Le deuxième volet – créer une « galerie du temps» où serait racontée, de façon chronologique, l’histoire de France – soulève en revanche plus de réticences. «Cette idée me met mal à l’aise, car il y a un risque de figer l’historiographie », explique Emmanuel de Waresquiel.
«Lieu très connoté »
Depuis quelques semaines, les responsables du projet – à commencer par Frédéric Mitterrand, qui a reçu de nombreux historiens – jouent clairement la stratégie de l’apaisement. A ceux qui, comme Isabelle Backouche, Christophe Charle, Roger Chartier, Arlette Farge, Jacques Le Goff, Gérard Noiriel, Nicolas Offenstadt, Michèle Riot-Sarcey et Daniel Roche, jugent « étriquée » l’idée de «limiter une « maison de l’histoire » à la France » (Le Monde du 22 octobre), ils répondent que l’histoire nationale sera envisagée dans ses «interactions» avec d’autres espaces.

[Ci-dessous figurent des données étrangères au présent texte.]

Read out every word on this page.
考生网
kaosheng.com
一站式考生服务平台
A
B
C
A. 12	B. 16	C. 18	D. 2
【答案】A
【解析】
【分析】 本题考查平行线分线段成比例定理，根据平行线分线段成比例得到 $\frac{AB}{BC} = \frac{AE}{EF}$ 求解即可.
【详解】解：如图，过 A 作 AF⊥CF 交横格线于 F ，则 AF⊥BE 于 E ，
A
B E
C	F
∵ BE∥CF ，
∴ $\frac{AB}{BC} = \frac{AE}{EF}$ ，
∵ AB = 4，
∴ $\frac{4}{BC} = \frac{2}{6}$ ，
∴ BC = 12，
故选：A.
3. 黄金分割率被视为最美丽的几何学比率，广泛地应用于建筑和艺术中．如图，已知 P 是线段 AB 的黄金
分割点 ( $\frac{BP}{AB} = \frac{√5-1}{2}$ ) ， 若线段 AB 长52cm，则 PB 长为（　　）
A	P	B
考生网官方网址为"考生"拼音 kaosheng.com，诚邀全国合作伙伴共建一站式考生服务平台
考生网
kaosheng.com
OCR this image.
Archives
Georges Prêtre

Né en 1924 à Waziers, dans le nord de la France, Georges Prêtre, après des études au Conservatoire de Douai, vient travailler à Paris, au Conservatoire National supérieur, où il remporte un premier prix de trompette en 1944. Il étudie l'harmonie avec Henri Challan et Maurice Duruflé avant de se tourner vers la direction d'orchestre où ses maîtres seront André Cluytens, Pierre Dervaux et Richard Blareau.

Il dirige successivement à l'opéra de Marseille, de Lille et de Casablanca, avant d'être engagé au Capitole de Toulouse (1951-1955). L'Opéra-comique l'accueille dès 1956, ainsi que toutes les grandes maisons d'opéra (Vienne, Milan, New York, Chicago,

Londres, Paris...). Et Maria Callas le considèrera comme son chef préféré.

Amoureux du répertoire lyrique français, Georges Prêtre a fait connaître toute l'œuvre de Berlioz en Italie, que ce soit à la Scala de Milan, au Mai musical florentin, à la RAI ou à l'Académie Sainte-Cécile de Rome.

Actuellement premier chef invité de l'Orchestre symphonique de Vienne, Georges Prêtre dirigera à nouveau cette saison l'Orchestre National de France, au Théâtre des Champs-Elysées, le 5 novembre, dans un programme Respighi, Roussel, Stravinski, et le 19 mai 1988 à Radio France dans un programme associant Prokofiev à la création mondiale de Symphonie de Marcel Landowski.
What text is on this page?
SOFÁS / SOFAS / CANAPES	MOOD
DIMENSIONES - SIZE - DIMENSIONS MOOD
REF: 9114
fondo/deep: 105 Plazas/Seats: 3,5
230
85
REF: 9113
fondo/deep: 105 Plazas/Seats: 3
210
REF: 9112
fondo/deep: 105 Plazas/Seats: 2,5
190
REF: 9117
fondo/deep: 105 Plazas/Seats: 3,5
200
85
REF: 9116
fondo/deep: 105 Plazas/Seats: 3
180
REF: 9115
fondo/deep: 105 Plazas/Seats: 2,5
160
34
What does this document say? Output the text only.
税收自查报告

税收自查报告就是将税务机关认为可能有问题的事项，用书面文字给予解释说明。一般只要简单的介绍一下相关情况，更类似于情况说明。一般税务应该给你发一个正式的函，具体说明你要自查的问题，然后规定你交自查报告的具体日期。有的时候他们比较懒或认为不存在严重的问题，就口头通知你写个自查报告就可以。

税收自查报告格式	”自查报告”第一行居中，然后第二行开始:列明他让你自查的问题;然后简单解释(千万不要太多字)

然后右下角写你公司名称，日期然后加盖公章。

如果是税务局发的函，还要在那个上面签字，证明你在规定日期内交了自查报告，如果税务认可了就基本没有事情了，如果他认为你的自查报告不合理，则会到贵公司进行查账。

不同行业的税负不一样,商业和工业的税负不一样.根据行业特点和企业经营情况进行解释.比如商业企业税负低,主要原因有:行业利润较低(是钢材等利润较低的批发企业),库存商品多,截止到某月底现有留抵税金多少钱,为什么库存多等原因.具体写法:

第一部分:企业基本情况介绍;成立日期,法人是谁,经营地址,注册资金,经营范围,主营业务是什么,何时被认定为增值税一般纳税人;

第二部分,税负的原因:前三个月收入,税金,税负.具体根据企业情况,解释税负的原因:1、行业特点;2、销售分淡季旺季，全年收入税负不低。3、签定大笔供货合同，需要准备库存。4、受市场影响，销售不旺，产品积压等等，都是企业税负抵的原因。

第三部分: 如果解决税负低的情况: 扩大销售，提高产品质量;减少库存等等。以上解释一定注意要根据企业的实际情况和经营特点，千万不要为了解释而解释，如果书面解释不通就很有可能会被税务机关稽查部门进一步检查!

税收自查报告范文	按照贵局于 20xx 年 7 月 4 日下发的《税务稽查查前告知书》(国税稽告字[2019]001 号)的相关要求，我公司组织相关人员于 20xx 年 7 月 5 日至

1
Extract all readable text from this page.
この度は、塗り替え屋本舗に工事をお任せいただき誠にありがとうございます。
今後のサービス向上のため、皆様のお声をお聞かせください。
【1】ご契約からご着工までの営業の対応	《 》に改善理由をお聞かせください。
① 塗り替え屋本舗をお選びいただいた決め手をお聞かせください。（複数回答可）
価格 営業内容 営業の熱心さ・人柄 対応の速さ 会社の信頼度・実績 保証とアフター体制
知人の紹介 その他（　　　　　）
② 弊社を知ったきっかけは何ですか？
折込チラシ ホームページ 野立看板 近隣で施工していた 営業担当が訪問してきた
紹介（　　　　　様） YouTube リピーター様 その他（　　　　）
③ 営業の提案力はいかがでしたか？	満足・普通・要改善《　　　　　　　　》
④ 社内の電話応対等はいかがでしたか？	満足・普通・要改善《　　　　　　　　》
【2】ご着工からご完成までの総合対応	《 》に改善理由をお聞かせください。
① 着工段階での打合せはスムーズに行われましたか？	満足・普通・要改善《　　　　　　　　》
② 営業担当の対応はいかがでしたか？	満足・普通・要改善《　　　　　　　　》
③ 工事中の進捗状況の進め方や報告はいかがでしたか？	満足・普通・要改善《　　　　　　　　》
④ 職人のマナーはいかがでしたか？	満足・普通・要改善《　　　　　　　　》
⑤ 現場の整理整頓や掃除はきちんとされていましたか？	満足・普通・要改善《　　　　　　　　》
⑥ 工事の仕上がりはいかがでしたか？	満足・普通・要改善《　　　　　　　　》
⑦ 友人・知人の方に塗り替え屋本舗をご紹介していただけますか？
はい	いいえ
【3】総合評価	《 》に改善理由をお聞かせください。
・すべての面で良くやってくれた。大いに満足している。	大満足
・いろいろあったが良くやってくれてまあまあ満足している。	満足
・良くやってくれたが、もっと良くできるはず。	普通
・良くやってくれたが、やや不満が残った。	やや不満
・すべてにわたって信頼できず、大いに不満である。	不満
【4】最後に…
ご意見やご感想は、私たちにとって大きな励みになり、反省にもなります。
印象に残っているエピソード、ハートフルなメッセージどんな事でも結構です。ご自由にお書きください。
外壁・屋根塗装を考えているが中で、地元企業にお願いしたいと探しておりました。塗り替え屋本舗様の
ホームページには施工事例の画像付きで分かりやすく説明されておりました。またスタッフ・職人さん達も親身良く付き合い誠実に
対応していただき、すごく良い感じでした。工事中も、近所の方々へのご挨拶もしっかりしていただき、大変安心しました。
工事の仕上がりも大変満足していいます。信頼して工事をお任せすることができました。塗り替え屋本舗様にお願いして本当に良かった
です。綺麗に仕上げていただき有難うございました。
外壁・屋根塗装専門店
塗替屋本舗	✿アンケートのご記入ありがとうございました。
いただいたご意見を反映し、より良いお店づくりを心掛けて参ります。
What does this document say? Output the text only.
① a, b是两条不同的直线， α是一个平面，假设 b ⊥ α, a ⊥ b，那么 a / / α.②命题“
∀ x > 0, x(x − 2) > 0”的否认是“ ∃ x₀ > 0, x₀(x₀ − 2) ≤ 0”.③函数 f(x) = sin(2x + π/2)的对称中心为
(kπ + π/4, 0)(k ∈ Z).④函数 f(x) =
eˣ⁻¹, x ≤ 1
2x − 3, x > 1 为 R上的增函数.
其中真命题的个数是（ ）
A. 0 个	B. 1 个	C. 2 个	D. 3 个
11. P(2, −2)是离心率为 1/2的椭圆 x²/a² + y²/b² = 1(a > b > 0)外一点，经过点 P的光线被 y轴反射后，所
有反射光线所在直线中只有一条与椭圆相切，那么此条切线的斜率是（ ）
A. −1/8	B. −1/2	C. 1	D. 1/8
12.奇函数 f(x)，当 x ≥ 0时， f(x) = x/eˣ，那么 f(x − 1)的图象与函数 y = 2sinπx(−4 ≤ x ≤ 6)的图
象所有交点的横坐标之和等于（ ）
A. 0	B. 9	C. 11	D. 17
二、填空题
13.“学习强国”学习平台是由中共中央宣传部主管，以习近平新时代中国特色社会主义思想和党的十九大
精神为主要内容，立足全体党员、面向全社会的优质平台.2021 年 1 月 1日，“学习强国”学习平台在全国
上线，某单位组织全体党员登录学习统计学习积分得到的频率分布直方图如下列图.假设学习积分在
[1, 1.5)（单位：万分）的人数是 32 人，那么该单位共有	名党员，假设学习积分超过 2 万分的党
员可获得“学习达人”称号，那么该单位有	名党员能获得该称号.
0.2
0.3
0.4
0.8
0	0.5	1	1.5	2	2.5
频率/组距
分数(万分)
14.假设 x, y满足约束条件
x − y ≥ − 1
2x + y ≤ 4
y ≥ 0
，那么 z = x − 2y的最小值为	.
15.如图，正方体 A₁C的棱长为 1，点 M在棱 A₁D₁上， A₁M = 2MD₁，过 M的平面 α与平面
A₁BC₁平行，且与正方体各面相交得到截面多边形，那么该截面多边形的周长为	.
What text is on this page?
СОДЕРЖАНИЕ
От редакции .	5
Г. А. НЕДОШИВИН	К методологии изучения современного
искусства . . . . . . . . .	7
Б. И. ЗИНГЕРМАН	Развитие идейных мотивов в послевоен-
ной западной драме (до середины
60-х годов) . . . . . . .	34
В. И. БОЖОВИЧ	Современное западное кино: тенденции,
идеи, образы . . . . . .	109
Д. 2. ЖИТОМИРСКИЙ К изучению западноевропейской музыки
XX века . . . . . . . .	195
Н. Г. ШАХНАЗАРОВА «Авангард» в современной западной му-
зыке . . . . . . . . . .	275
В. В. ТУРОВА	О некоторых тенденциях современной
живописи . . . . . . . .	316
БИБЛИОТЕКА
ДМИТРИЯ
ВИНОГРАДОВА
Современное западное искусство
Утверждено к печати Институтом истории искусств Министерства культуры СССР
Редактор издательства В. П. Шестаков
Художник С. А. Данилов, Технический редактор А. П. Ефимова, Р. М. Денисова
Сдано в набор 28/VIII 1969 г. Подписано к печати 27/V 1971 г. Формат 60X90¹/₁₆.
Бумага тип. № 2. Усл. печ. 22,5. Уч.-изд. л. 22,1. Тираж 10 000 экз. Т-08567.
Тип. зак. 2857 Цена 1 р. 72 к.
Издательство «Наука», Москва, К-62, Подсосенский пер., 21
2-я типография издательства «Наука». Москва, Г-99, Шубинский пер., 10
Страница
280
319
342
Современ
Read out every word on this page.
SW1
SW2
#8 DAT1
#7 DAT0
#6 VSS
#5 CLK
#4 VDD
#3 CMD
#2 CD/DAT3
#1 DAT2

Aux mêmes qui s’inquiètent de voir promue «une histoire centrée avant tout sur l’État-nation et les grands hommes, à la recherche de “l’âme” et des “origines” de la France», ils répondent que l’histoire qui y sera racontée le sera de façon « critique » et «objectivée ».
Ces réponses en convainquent certains. «Le fait d’avoir renoncé à installer le musée aux Invalides, un lieu très connoté “histoire militaire” est un signe positif, estime ainsi le médiéviste Jean Fayier, ancien directeur des Archives de France. Cela dit pour rassurer tout le monde, il faut que le projet soit le reflet d’un vrai pluralisme intellectuel.»
Professeur à l’université ParisXIII, Benjamin Stora est sur une ligne similaire : «Si on traite librement de questions qui dérangent, comme l’esclavage ou la colonisation je ne vois pas où est le problème. Mais il faut que ceux qui participeront à la réflexion aient vraiment les mains libres, pas qu’ils soient instrumentalisés. »
Cette crainte est bien réelle. « L’histoire a été tellement instrumentalisée par Nicolas Sarkozy que la méfiance est instinctive », explique Henry Rousso, ancien directeur de l’Institut d’histoire du temps présent. «Après les précédents de la lettre de Guy Môquet, du parrainage des enfants de la Shoah, du discours de Dakar sur l’homme africain qui n’est “pas entré dans l’histoire” et du discours du Latran, qui a marqué une vraie mise en cause de la laïcité, il y a de quoi être inquiet», estime quant à lui Jean-Noël Jeanneney.
Comme beaucoup, l’ancien président de la Bibliothèque nationale de France dit «partager le point de vue de Pierre Nora». Dans sa «Lettre- ouverte à Frédéric Mitterrand » (Le Monde du 11 novembre), l’académicien estimait, en faisant référence à sa genèse dans le contexte de la «funeste enquête» sur l’identité nationale, que le projet de Maison de l’histoire de France aurait « beaucoup de mal à se remettre de son origine impure et politicienne».